As George H. Painter was preparing to retire recently as one of two administrative law judges presiding over investor complaints at the Commodity Futures Trading Commission, he issued an extraordinary request:
Please don't assign my pending cases to the other judge.
In a notice recently released by the CFTC, Painter said Judge Bruce Levine, his longtime colleague, had a secret agreement with a former Republican chairwoman of the agency to stand in the way of investors filing complaints with the agency.
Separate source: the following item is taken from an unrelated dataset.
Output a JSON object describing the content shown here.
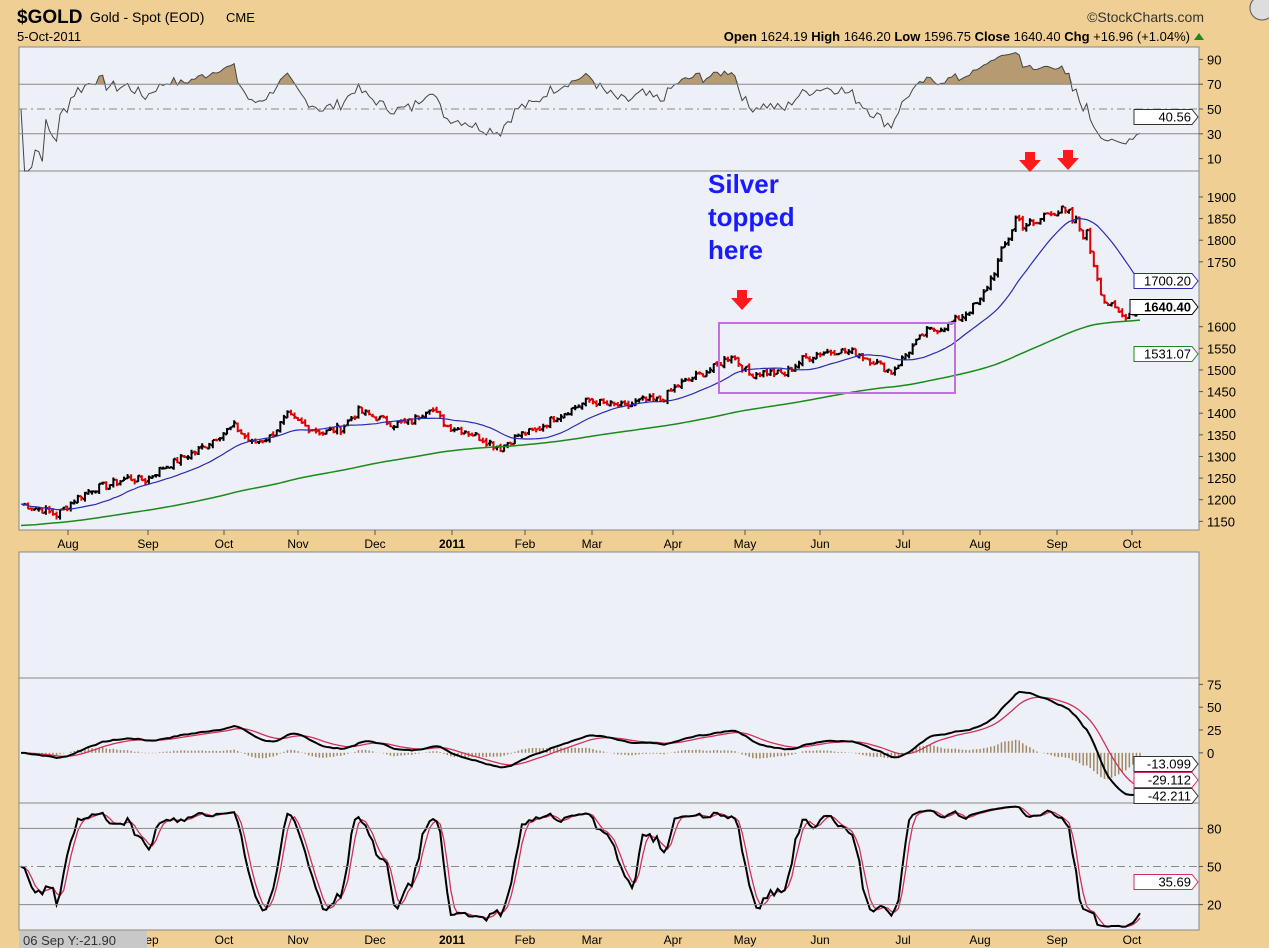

"On Judge Levine's first week on the job, nearly twenty years ago, he came into my office and stated that he had promised Wendy Gramm, then Chairwoman of the Commission, that we would never rule in a complainant's favor," Painter wrote. "A review of his rulings will confirm that he fulfilled his vow," Painter wrote.
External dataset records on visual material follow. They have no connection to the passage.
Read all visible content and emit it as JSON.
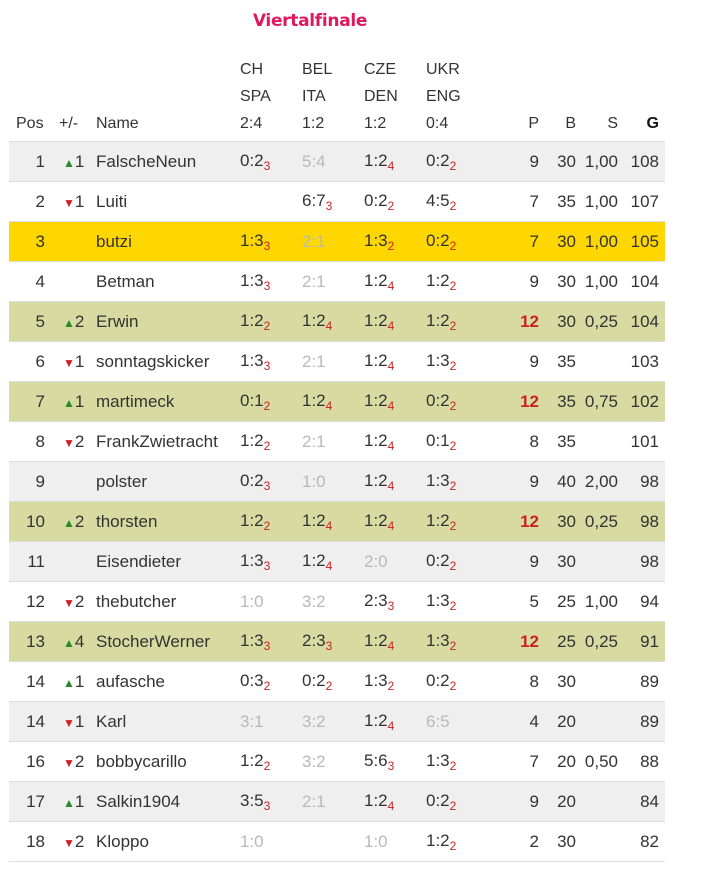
{
  "title": "Viertalfinale",
  "headers": {
    "pos": "Pos",
    "change": "+/-",
    "name": "Name",
    "matches": [
      {
        "line1": "CH",
        "line2": "SPA",
        "result": "2:4"
      },
      {
        "line1": "BEL",
        "line2": "ITA",
        "result": "1:2"
      },
      {
        "line1": "CZE",
        "line2": "DEN",
        "result": "1:2"
      },
      {
        "line1": "UKR",
        "line2": "ENG",
        "result": "0:4"
      }
    ],
    "p": "P",
    "b": "B",
    "s": "S",
    "g": "G"
  },
  "colors": {
    "title": "#e0195f",
    "up": "#2a8a2a",
    "down": "#cc2222",
    "self_row": "#ffd700",
    "top_row": "#d8dba1",
    "alt_row": "#efefef",
    "missed_tip": "#b9b9b9"
  },
  "rows": [
    {
      "pos": "1",
      "dir": "up",
      "change": "1",
      "name": "FalscheNeun",
      "style": "alt",
      "tips": [
        {
          "t": "0:2",
          "p": "3"
        },
        {
          "t": "5:4",
          "miss": true
        },
        {
          "t": "1:2",
          "p": "4"
        },
        {
          "t": "0:2",
          "p": "2"
        }
      ],
      "p": "9",
      "b": "30",
      "s": "1,00",
      "g": "108"
    },
    {
      "pos": "2",
      "dir": "down",
      "change": "1",
      "name": "Luiti",
      "style": "",
      "tips": [
        {
          "t": ""
        },
        {
          "t": "6:7",
          "p": "3"
        },
        {
          "t": "0:2",
          "p": "2"
        },
        {
          "t": "4:5",
          "p": "2"
        }
      ],
      "p": "7",
      "b": "35",
      "s": "1,00",
      "g": "107"
    },
    {
      "pos": "3",
      "dir": "",
      "change": "",
      "name": "butzi",
      "style": "self",
      "tips": [
        {
          "t": "1:3",
          "p": "3"
        },
        {
          "t": "2:1",
          "miss": true
        },
        {
          "t": "1:3",
          "p": "2"
        },
        {
          "t": "0:2",
          "p": "2"
        }
      ],
      "p": "7",
      "b": "30",
      "s": "1,00",
      "g": "105"
    },
    {
      "pos": "4",
      "dir": "",
      "change": "",
      "name": "Betman",
      "style": "",
      "tips": [
        {
          "t": "1:3",
          "p": "3"
        },
        {
          "t": "2:1",
          "miss": true
        },
        {
          "t": "1:2",
          "p": "4"
        },
        {
          "t": "1:2",
          "p": "2"
        }
      ],
      "p": "9",
      "b": "30",
      "s": "1,00",
      "g": "104"
    },
    {
      "pos": "5",
      "dir": "up",
      "change": "2",
      "name": "Erwin",
      "style": "top",
      "tips": [
        {
          "t": "1:2",
          "p": "2"
        },
        {
          "t": "1:2",
          "p": "4"
        },
        {
          "t": "1:2",
          "p": "4"
        },
        {
          "t": "1:2",
          "p": "2"
        }
      ],
      "p": "12",
      "p_hi": true,
      "b": "30",
      "s": "0,25",
      "g": "104"
    },
    {
      "pos": "6",
      "dir": "down",
      "change": "1",
      "name": "sonntagskicker",
      "style": "",
      "tips": [
        {
          "t": "1:3",
          "p": "3"
        },
        {
          "t": "2:1",
          "miss": true
        },
        {
          "t": "1:2",
          "p": "4"
        },
        {
          "t": "1:3",
          "p": "2"
        }
      ],
      "p": "9",
      "b": "35",
      "s": "",
      "g": "103"
    },
    {
      "pos": "7",
      "dir": "up",
      "change": "1",
      "name": "martimeck",
      "style": "top",
      "tips": [
        {
          "t": "0:1",
          "p": "2"
        },
        {
          "t": "1:2",
          "p": "4"
        },
        {
          "t": "1:2",
          "p": "4"
        },
        {
          "t": "0:2",
          "p": "2"
        }
      ],
      "p": "12",
      "p_hi": true,
      "b": "35",
      "s": "0,75",
      "g": "102"
    },
    {
      "pos": "8",
      "dir": "down",
      "change": "2",
      "name": "FrankZwietracht",
      "style": "",
      "tips": [
        {
          "t": "1:2",
          "p": "2"
        },
        {
          "t": "2:1",
          "miss": true
        },
        {
          "t": "1:2",
          "p": "4"
        },
        {
          "t": "0:1",
          "p": "2"
        }
      ],
      "p": "8",
      "b": "35",
      "s": "",
      "g": "101"
    },
    {
      "pos": "9",
      "dir": "",
      "change": "",
      "name": "polster",
      "style": "alt",
      "tips": [
        {
          "t": "0:2",
          "p": "3"
        },
        {
          "t": "1:0",
          "miss": true
        },
        {
          "t": "1:2",
          "p": "4"
        },
        {
          "t": "1:3",
          "p": "2"
        }
      ],
      "p": "9",
      "b": "40",
      "s": "2,00",
      "g": "98"
    },
    {
      "pos": "10",
      "dir": "up",
      "change": "2",
      "name": "thorsten",
      "style": "top",
      "tips": [
        {
          "t": "1:2",
          "p": "2"
        },
        {
          "t": "1:2",
          "p": "4"
        },
        {
          "t": "1:2",
          "p": "4"
        },
        {
          "t": "1:2",
          "p": "2"
        }
      ],
      "p": "12",
      "p_hi": true,
      "b": "30",
      "s": "0,25",
      "g": "98"
    },
    {
      "pos": "11",
      "dir": "",
      "change": "",
      "name": "Eisendieter",
      "style": "alt",
      "tips": [
        {
          "t": "1:3",
          "p": "3"
        },
        {
          "t": "1:2",
          "p": "4"
        },
        {
          "t": "2:0",
          "miss": true
        },
        {
          "t": "0:2",
          "p": "2"
        }
      ],
      "p": "9",
      "b": "30",
      "s": "",
      "g": "98"
    },
    {
      "pos": "12",
      "dir": "down",
      "change": "2",
      "name": "thebutcher",
      "style": "",
      "tips": [
        {
          "t": "1:0",
          "miss": true
        },
        {
          "t": "3:2",
          "miss": true
        },
        {
          "t": "2:3",
          "p": "3"
        },
        {
          "t": "1:3",
          "p": "2"
        }
      ],
      "p": "5",
      "b": "25",
      "s": "1,00",
      "g": "94"
    },
    {
      "pos": "13",
      "dir": "up",
      "change": "4",
      "name": "StocherWerner",
      "style": "top",
      "tips": [
        {
          "t": "1:3",
          "p": "3"
        },
        {
          "t": "2:3",
          "p": "3"
        },
        {
          "t": "1:2",
          "p": "4"
        },
        {
          "t": "1:3",
          "p": "2"
        }
      ],
      "p": "12",
      "p_hi": true,
      "b": "25",
      "s": "0,25",
      "g": "91"
    },
    {
      "pos": "14",
      "dir": "up",
      "change": "1",
      "name": "aufasche",
      "style": "",
      "tips": [
        {
          "t": "0:3",
          "p": "2"
        },
        {
          "t": "0:2",
          "p": "2"
        },
        {
          "t": "1:3",
          "p": "2"
        },
        {
          "t": "0:2",
          "p": "2"
        }
      ],
      "p": "8",
      "b": "30",
      "s": "",
      "g": "89"
    },
    {
      "pos": "14",
      "dir": "down",
      "change": "1",
      "name": "Karl",
      "style": "alt",
      "tips": [
        {
          "t": "3:1",
          "miss": true
        },
        {
          "t": "3:2",
          "miss": true
        },
        {
          "t": "1:2",
          "p": "4"
        },
        {
          "t": "6:5",
          "miss": true
        }
      ],
      "p": "4",
      "b": "20",
      "s": "",
      "g": "89"
    },
    {
      "pos": "16",
      "dir": "down",
      "change": "2",
      "name": "bobbycarillo",
      "style": "",
      "tips": [
        {
          "t": "1:2",
          "p": "2"
        },
        {
          "t": "3:2",
          "miss": true
        },
        {
          "t": "5:6",
          "p": "3"
        },
        {
          "t": "1:3",
          "p": "2"
        }
      ],
      "p": "7",
      "b": "20",
      "s": "0,50",
      "g": "88"
    },
    {
      "pos": "17",
      "dir": "up",
      "change": "1",
      "name": "Salkin1904",
      "style": "alt",
      "tips": [
        {
          "t": "3:5",
          "p": "3"
        },
        {
          "t": "2:1",
          "miss": true
        },
        {
          "t": "1:2",
          "p": "4"
        },
        {
          "t": "0:2",
          "p": "2"
        }
      ],
      "p": "9",
      "b": "20",
      "s": "",
      "g": "84"
    },
    {
      "pos": "18",
      "dir": "down",
      "change": "2",
      "name": "Kloppo",
      "style": "",
      "tips": [
        {
          "t": "1:0",
          "miss": true
        },
        {
          "t": ""
        },
        {
          "t": "1:0",
          "miss": true
        },
        {
          "t": "1:2",
          "p": "2"
        }
      ],
      "p": "2",
      "b": "30",
      "s": "",
      "g": "82"
    }
  ]
}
Painter continued: "Judge Levine, in the cynical guise of enforcing the rules, forces pro se complainants to run a hostile procedural gauntlet until they lose hope, and either withdraw their complaint or settle for a pittance, regardless of the merits of the case."
The CFTC oversees trading of the nation's most important commodities, including oil, gold and cotton. The agency's administrative law judges handle cases in which investors allege that trading professionals or financial firms violated the rules.
Gramm's name in this is no surprise, considering to whom she was married and the infamous corporate board she soon wound up sitting on.